Metro should also give bus operators suggested responses to questions about riding free rather than instructing them to remain silent or quote the fare, the panel said.
While Metro has installed protective shields on some buses, cameras on all buses, and deploys police officers to the most high-crime routes, the panel suggested Metro consider whether “additional resources are necessary to reduce bus operator assaults.”
“The Panel notes there is a gap between the expectations of bus/rail operations personnel and the actual number of police personnel available for deployment,” a summary of the findings said.
Metro hopes a public-relations campaign aimed at “humanizing” bus operators, de-escalation training and a renewed emphasis on the use of silent alarms on buses could help.
The panel suggested adding a personality test to the hiring process to better identify people with customer service and problem-solving abilities.
Metro has also called for the ability to ban people guilty of assaults from using the transit system.
Metro Transit Police must better account for the actual number of assaults by reviewing crime data after cases are closed, the review panel said, but assaults still rose at least 29 percent in 2017 — from 70 to 90 as of Dec. 9.
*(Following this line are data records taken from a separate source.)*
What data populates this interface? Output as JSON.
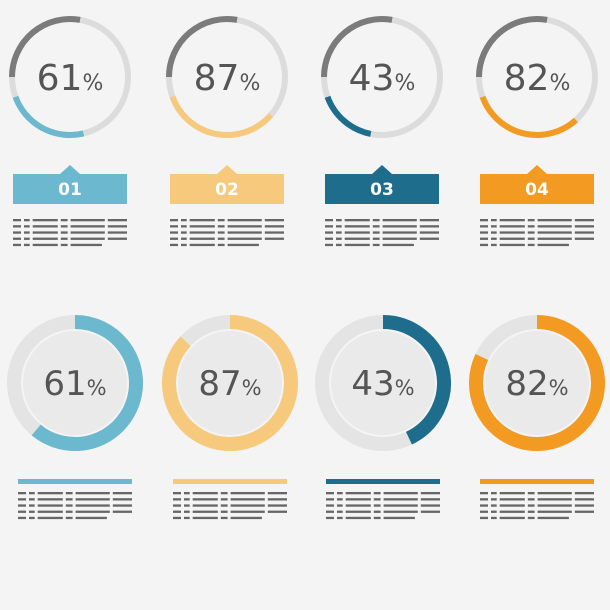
{
  "colors": {
    "background": "#f4f4f4",
    "track": "#dcdcdc",
    "dark_arc": "#7b7b7b",
    "inner_fill": "#eaeaea",
    "text": "#555555",
    "placeholder_text": "#666666"
  },
  "top_row": {
    "items": [
      {
        "value": 61,
        "number_text": "61",
        "percent_sign": "%",
        "badge": "01",
        "color": "#6bb8cf"
      },
      {
        "value": 87,
        "number_text": "87",
        "percent_sign": "%",
        "badge": "02",
        "color": "#f7c97c"
      },
      {
        "value": 43,
        "number_text": "43",
        "percent_sign": "%",
        "badge": "03",
        "color": "#1e6d8c"
      },
      {
        "value": 82,
        "number_text": "82",
        "percent_sign": "%",
        "badge": "04",
        "color": "#f29a22"
      }
    ]
  },
  "bottom_row": {
    "items": [
      {
        "value": 61,
        "number_text": "61",
        "percent_sign": "%",
        "color": "#6bb8cf"
      },
      {
        "value": 87,
        "number_text": "87",
        "percent_sign": "%",
        "color": "#f7c97c"
      },
      {
        "value": 43,
        "number_text": "43",
        "percent_sign": "%",
        "color": "#1e6d8c"
      },
      {
        "value": 82,
        "number_text": "82",
        "percent_sign": "%",
        "color": "#f29a22"
      }
    ]
  },
  "chart_data": {
    "type": "pie",
    "categories": [
      "01",
      "02",
      "03",
      "04"
    ],
    "values": [
      61,
      87,
      43,
      82
    ],
    "unit": "%"
  }
}
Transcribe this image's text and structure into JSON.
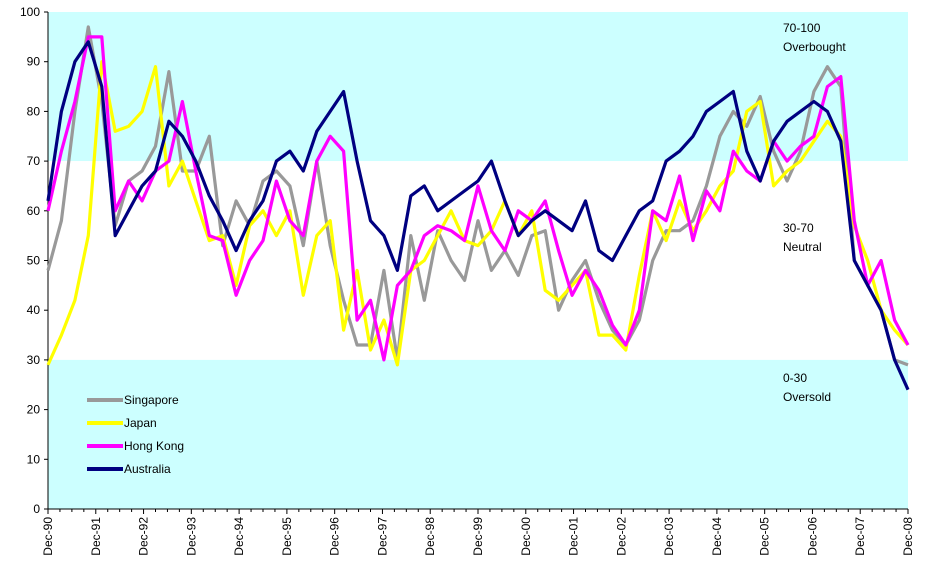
{
  "chart_data": {
    "type": "line",
    "title": "",
    "xlabel": "",
    "ylabel": "",
    "ylim": [
      0,
      100
    ],
    "yticks": [
      0,
      10,
      20,
      30,
      40,
      50,
      60,
      70,
      80,
      90,
      100
    ],
    "x_start": "Dec-90",
    "x_end": "Dec-08",
    "x_tick_labels": [
      "Dec-90",
      "Dec-91",
      "Dec-92",
      "Dec-93",
      "Dec-94",
      "Dec-95",
      "Dec-96",
      "Dec-97",
      "Dec-98",
      "Dec-99",
      "Dec-00",
      "Dec-01",
      "Dec-02",
      "Dec-03",
      "Dec-04",
      "Dec-05",
      "Dec-06",
      "Dec-07",
      "Dec-08"
    ],
    "x_step": "3 months",
    "grid": false,
    "legend_position": "bottom-left",
    "bands": [
      {
        "from": 70,
        "to": 100,
        "label_top": "70-100",
        "label_bottom": "Overbought",
        "color": "#ccffff"
      },
      {
        "from": 30,
        "to": 70,
        "label_top": "30-70",
        "label_bottom": "Neutral",
        "color": "#ffffff"
      },
      {
        "from": 0,
        "to": 30,
        "label_top": "0-30",
        "label_bottom": "Oversold",
        "color": "#ccffff"
      }
    ],
    "series": [
      {
        "name": "Singapore",
        "color": "#999999",
        "values": [
          48,
          58,
          80,
          97,
          82,
          57,
          66,
          68,
          73,
          88,
          68,
          68,
          75,
          53,
          62,
          57,
          66,
          68,
          65,
          53,
          70,
          53,
          42,
          33,
          33,
          48,
          30,
          55,
          42,
          56,
          50,
          46,
          58,
          48,
          52,
          47,
          55,
          56,
          40,
          46,
          50,
          42,
          36,
          33,
          38,
          50,
          56,
          56,
          58,
          65,
          75,
          80,
          77,
          83,
          72,
          66,
          72,
          84,
          89,
          85,
          50,
          45,
          40,
          30,
          29
        ]
      },
      {
        "name": "Japan",
        "color": "#ffff00",
        "values": [
          29,
          35,
          42,
          55,
          90,
          76,
          77,
          80,
          89,
          65,
          70,
          62,
          54,
          55,
          45,
          57,
          60,
          55,
          60,
          43,
          55,
          58,
          36,
          48,
          32,
          38,
          29,
          48,
          50,
          55,
          60,
          54,
          53,
          56,
          62,
          55,
          60,
          44,
          42,
          45,
          48,
          35,
          35,
          32,
          47,
          60,
          54,
          62,
          56,
          60,
          65,
          68,
          80,
          82,
          65,
          68,
          70,
          74,
          78,
          75,
          57,
          50,
          40,
          36,
          33
        ]
      },
      {
        "name": "Hong Kong",
        "color": "#ff00ff",
        "values": [
          60,
          72,
          82,
          95,
          95,
          60,
          66,
          62,
          68,
          70,
          82,
          68,
          55,
          54,
          43,
          50,
          54,
          66,
          58,
          55,
          70,
          75,
          72,
          38,
          42,
          30,
          45,
          48,
          55,
          57,
          56,
          54,
          65,
          56,
          52,
          60,
          58,
          62,
          52,
          43,
          48,
          44,
          37,
          33,
          40,
          60,
          58,
          67,
          54,
          64,
          60,
          72,
          68,
          66,
          74,
          70,
          73,
          75,
          85,
          87,
          58,
          45,
          50,
          38,
          33
        ]
      },
      {
        "name": "Australia",
        "color": "#000080",
        "values": [
          62,
          80,
          90,
          94,
          85,
          55,
          60,
          65,
          68,
          78,
          75,
          70,
          63,
          58,
          52,
          58,
          62,
          70,
          72,
          68,
          76,
          80,
          84,
          70,
          58,
          55,
          48,
          63,
          65,
          60,
          62,
          64,
          66,
          70,
          62,
          55,
          58,
          60,
          58,
          56,
          62,
          52,
          50,
          55,
          60,
          62,
          70,
          72,
          75,
          80,
          82,
          84,
          72,
          66,
          74,
          78,
          80,
          82,
          80,
          74,
          50,
          45,
          40,
          30,
          24
        ]
      }
    ]
  }
}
Kids Ride Free changes suggested
Metro is suggesting changes to give students preloaded SmarTrip cards each school year instead, and to remove the restrictions that limit use of the card to stations in D.C., Capitol Heights, Friendship Heights, Southern Avenue, Silver Spring and Naylor Road.
The restrictions are a major reason students have ended up with negative balances attached to their cards for going even one stop farther.
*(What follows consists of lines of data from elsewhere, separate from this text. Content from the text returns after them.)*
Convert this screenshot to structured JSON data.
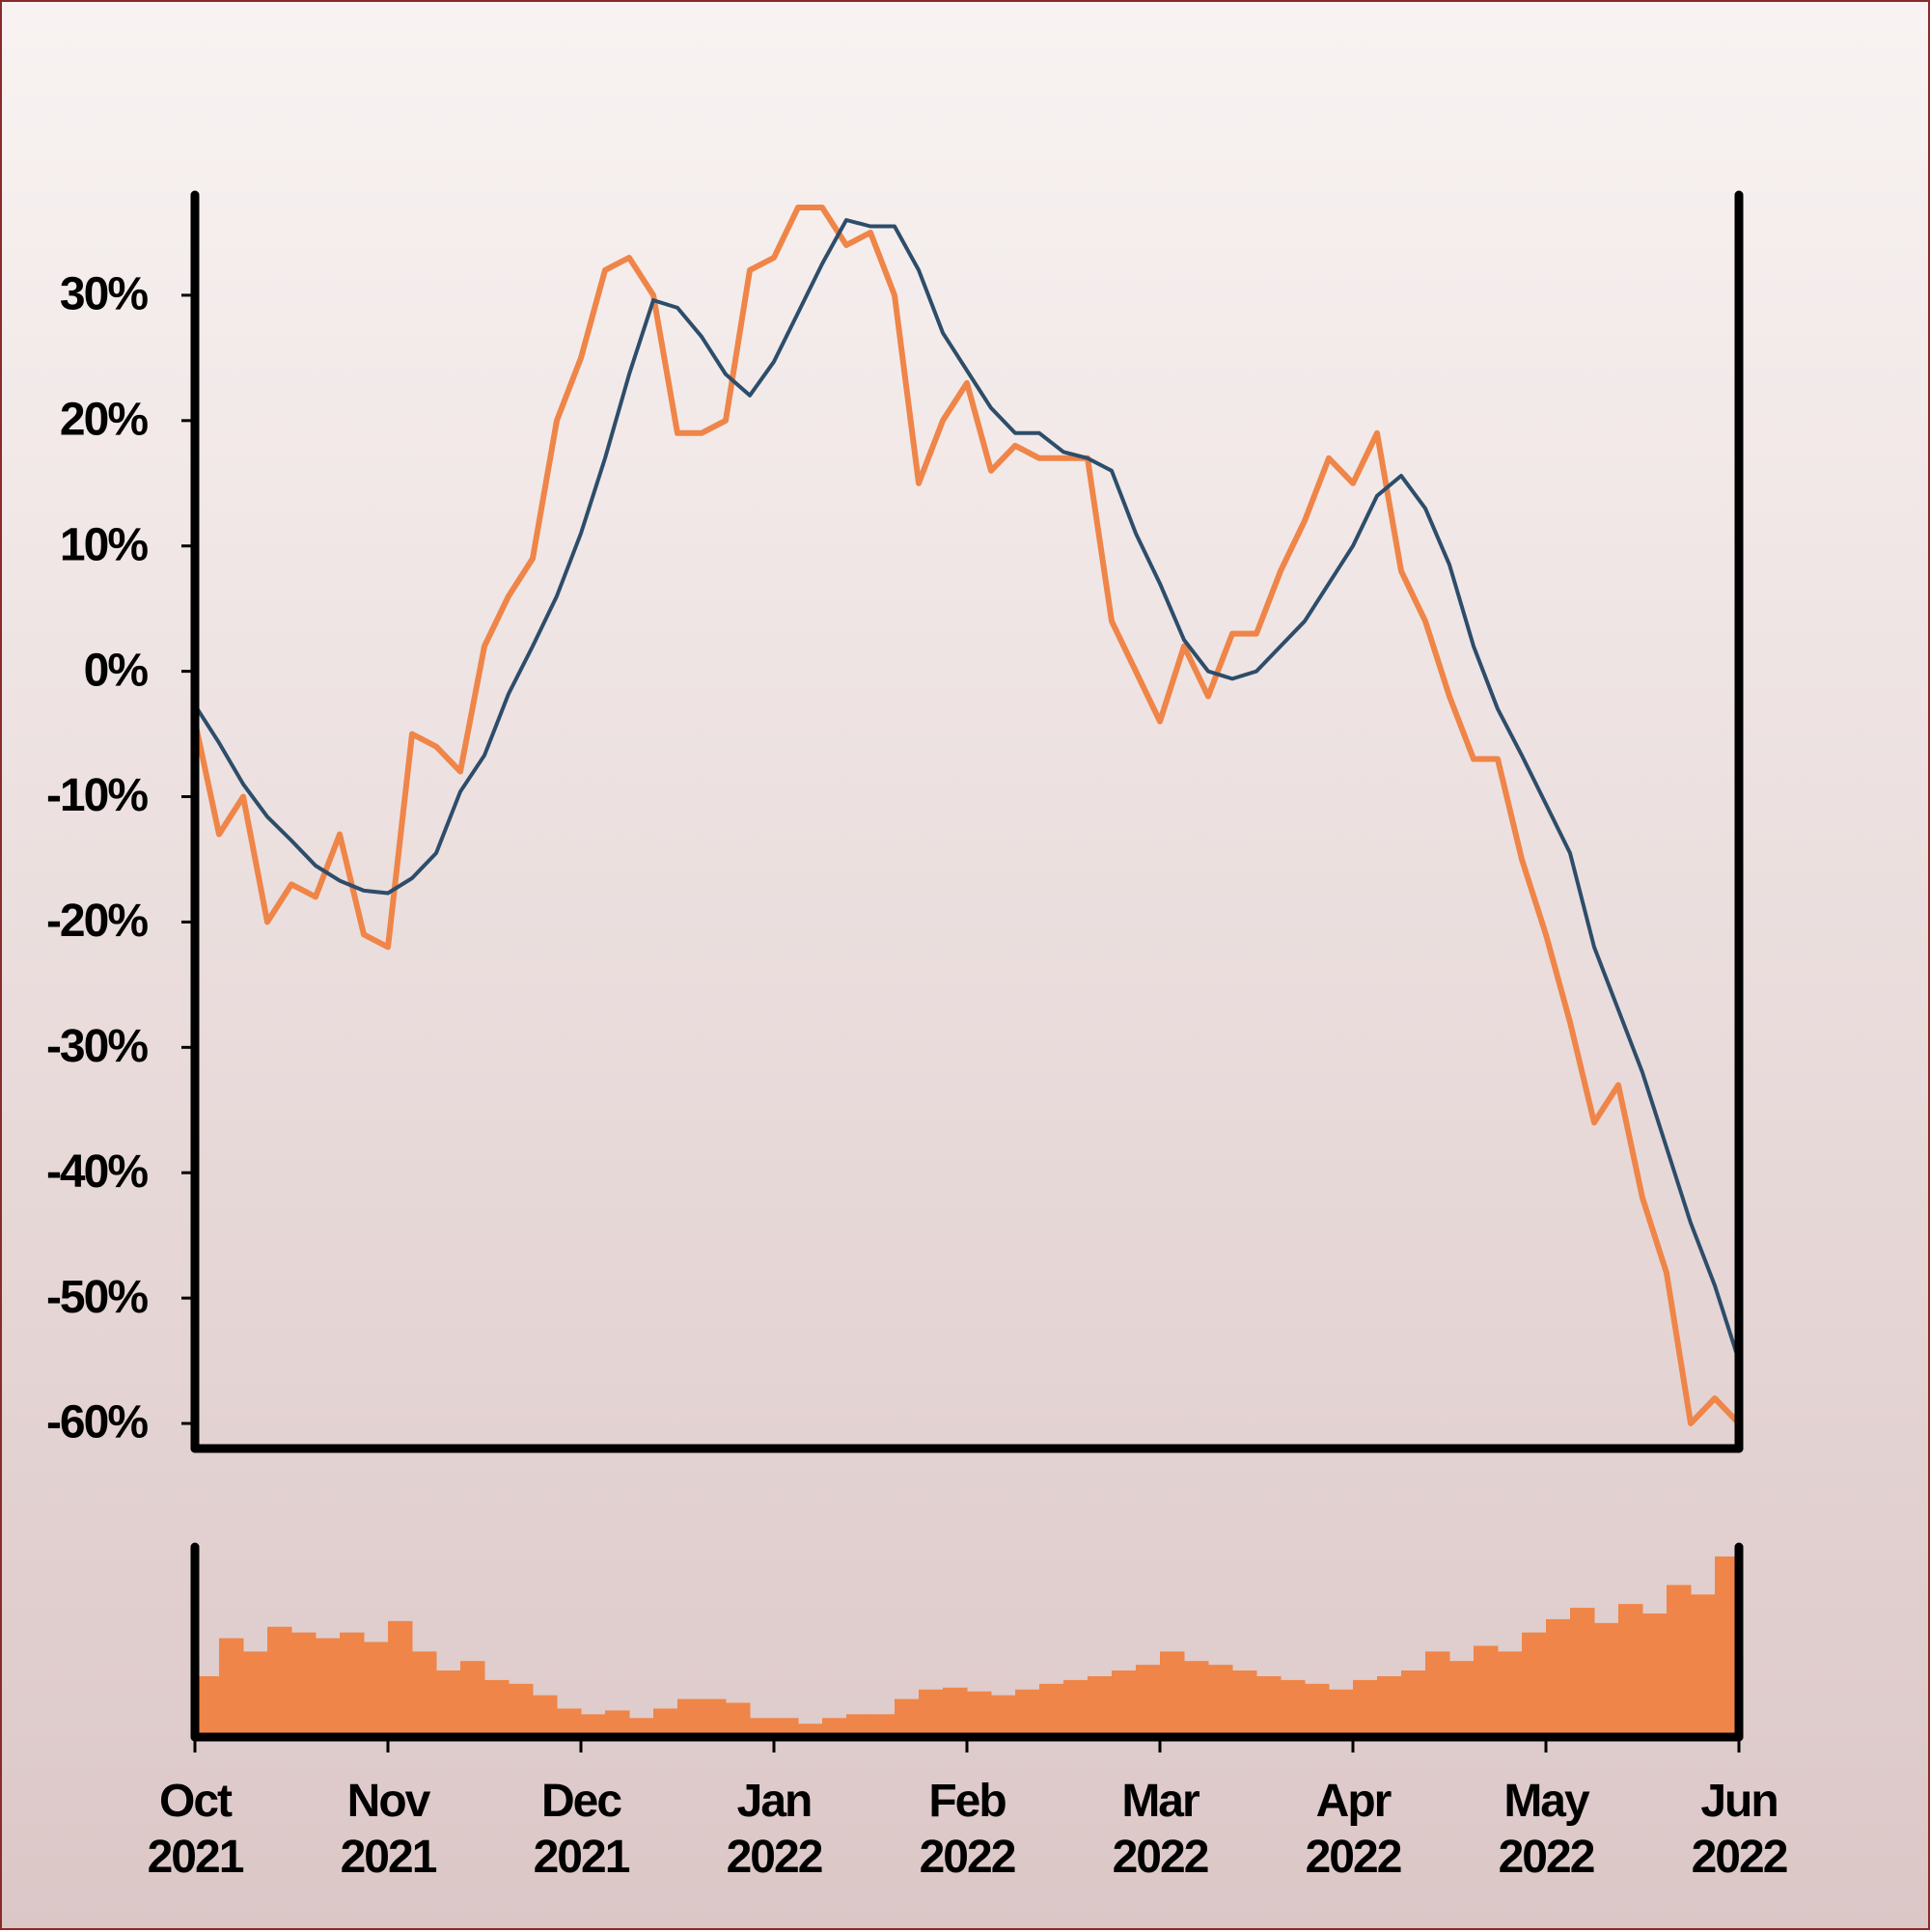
{
  "chart_data": [
    {
      "type": "line",
      "x": [
        0,
        0.125,
        0.25,
        0.375,
        0.5,
        0.625,
        0.75,
        0.875,
        1,
        1.125,
        1.25,
        1.375,
        1.5,
        1.625,
        1.75,
        1.875,
        2,
        2.125,
        2.25,
        2.375,
        2.5,
        2.625,
        2.75,
        2.875,
        3,
        3.125,
        3.25,
        3.375,
        3.5,
        3.625,
        3.75,
        3.875,
        4,
        4.125,
        4.25,
        4.375,
        4.5,
        4.625,
        4.75,
        4.875,
        5,
        5.125,
        5.25,
        5.375,
        5.5,
        5.625,
        5.75,
        5.875,
        6,
        6.125,
        6.25,
        6.375,
        6.5,
        6.625,
        6.75,
        6.875,
        7,
        7.125,
        7.25,
        7.375,
        7.5,
        7.625,
        7.75,
        7.875,
        8
      ],
      "series": [
        {
          "color": "#ef8548",
          "values": [
            -4,
            -13,
            -10,
            -20,
            -17,
            -18,
            -13,
            -21,
            -22,
            -5,
            -6,
            -8,
            2,
            6,
            9,
            20,
            25,
            32,
            33,
            30,
            19,
            19,
            20,
            32,
            33,
            37,
            37,
            34,
            35,
            30,
            15,
            20,
            23,
            16,
            18,
            17,
            17,
            17,
            4,
            0,
            -4,
            2,
            -2,
            3,
            3,
            8,
            12,
            17,
            15,
            19,
            8,
            4,
            -2,
            -7,
            -7,
            -15,
            -21,
            -28,
            -36,
            -33,
            -42,
            -48,
            -60,
            -58,
            -60
          ]
        },
        {
          "color": "#2d4d6a",
          "values": [
            -2.7,
            -5.7,
            -9,
            -11.6,
            -13.5,
            -15.5,
            -16.7,
            -17.5,
            -17.7,
            -16.5,
            -14.5,
            -9.6,
            -6.7,
            -1.8,
            2,
            6,
            11,
            17,
            23.7,
            29.6,
            29,
            26.7,
            23.7,
            22,
            24.7,
            28.6,
            32.5,
            36,
            35.5,
            35.5,
            32,
            27,
            24,
            21,
            19,
            19,
            17.5,
            17,
            16,
            11,
            7,
            2.5,
            0,
            -0.6,
            0,
            2,
            4,
            7,
            10,
            14,
            15.6,
            13,
            8.5,
            2,
            -3,
            -6.7,
            -10.6,
            -14.5,
            -22,
            -27,
            -32,
            -38,
            -44,
            -49,
            -55
          ]
        }
      ],
      "xlim": [
        0,
        8
      ],
      "ylim": [
        -62,
        38
      ],
      "yticks": [
        {
          "value": -60,
          "label": "-60%"
        },
        {
          "value": -50,
          "label": "-50%"
        },
        {
          "value": -40,
          "label": "-40%"
        },
        {
          "value": -30,
          "label": "-30%"
        },
        {
          "value": -20,
          "label": "-20%"
        },
        {
          "value": -10,
          "label": "-10%"
        },
        {
          "value": 0,
          "label": "0%"
        },
        {
          "value": 10,
          "label": "10%"
        },
        {
          "value": 20,
          "label": "20%"
        },
        {
          "value": 30,
          "label": "30%"
        }
      ]
    },
    {
      "type": "bar",
      "x": [
        0,
        0.125,
        0.25,
        0.375,
        0.5,
        0.625,
        0.75,
        0.875,
        1,
        1.125,
        1.25,
        1.375,
        1.5,
        1.625,
        1.75,
        1.875,
        2,
        2.125,
        2.25,
        2.375,
        2.5,
        2.625,
        2.75,
        2.875,
        3,
        3.125,
        3.25,
        3.375,
        3.5,
        3.625,
        3.75,
        3.875,
        4,
        4.125,
        4.25,
        4.375,
        4.5,
        4.625,
        4.75,
        4.875,
        5,
        5.125,
        5.25,
        5.375,
        5.5,
        5.625,
        5.75,
        5.875,
        6,
        6.125,
        6.25,
        6.375,
        6.5,
        6.625,
        6.75,
        6.875,
        7,
        7.125,
        7.25,
        7.375,
        7.5,
        7.625,
        7.75,
        7.875
      ],
      "values": [
        32,
        52,
        45,
        58,
        55,
        52,
        55,
        50,
        61,
        45,
        35,
        40,
        30,
        28,
        22,
        15,
        12,
        14,
        10,
        15,
        20,
        20,
        18,
        10,
        10,
        7,
        10,
        12,
        12,
        20,
        25,
        26,
        24,
        22,
        25,
        28,
        30,
        32,
        35,
        38,
        45,
        40,
        38,
        35,
        32,
        30,
        28,
        25,
        30,
        32,
        35,
        45,
        40,
        48,
        45,
        55,
        62,
        68,
        60,
        70,
        65,
        80,
        75,
        95
      ],
      "color": "#ef8548",
      "bar_width": 0.125,
      "xlim": [
        0,
        8
      ],
      "ylim": [
        0,
        100
      ],
      "xticks": [
        {
          "value": 0,
          "label": "Oct\n2021"
        },
        {
          "value": 1,
          "label": "Nov\n2021"
        },
        {
          "value": 2,
          "label": "Dec\n2021"
        },
        {
          "value": 3,
          "label": "Jan\n2022"
        },
        {
          "value": 4,
          "label": "Feb\n2022"
        },
        {
          "value": 5,
          "label": "Mar\n2022"
        },
        {
          "value": 6,
          "label": "Apr\n2022"
        },
        {
          "value": 7,
          "label": "May\n2022"
        },
        {
          "value": 8,
          "label": "Jun\n2022"
        }
      ]
    }
  ]
}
Metro blocks anyone with a negative balance from using the system, even if the card also has a valid pass. As of this week, riders are no longer allowed to exit the system if it would leave their card with a negative balance.
An estimated 40 percent of D.C. public, charter and private school students still fail to tap in or out on Metrorail or buses for their free rides this school year — and that’s actually a dramatic improvement from the estimated 66 percent who failed to do so over the 2016-2017 school year, Metro said.
But ongoing problems with students having negative value on their cards — which now prevents them from using the system — or confusion among private school students about how to activate the pass on the DC One school ID card, now leads to “confusion, frustration and a lack of compliance, making it easier for students to rely on flashing the card or not using it at all instead of tapping it at the fare gates,” Metro Board documents said.
If students don’t tap their cards, Metro loses the ridership data that is important for federal funding. The official ridership numbers can also change regional funding formulas.
Metro is not proposing any changes to the per-student pricing of the program, which is paid for by the D.C. government.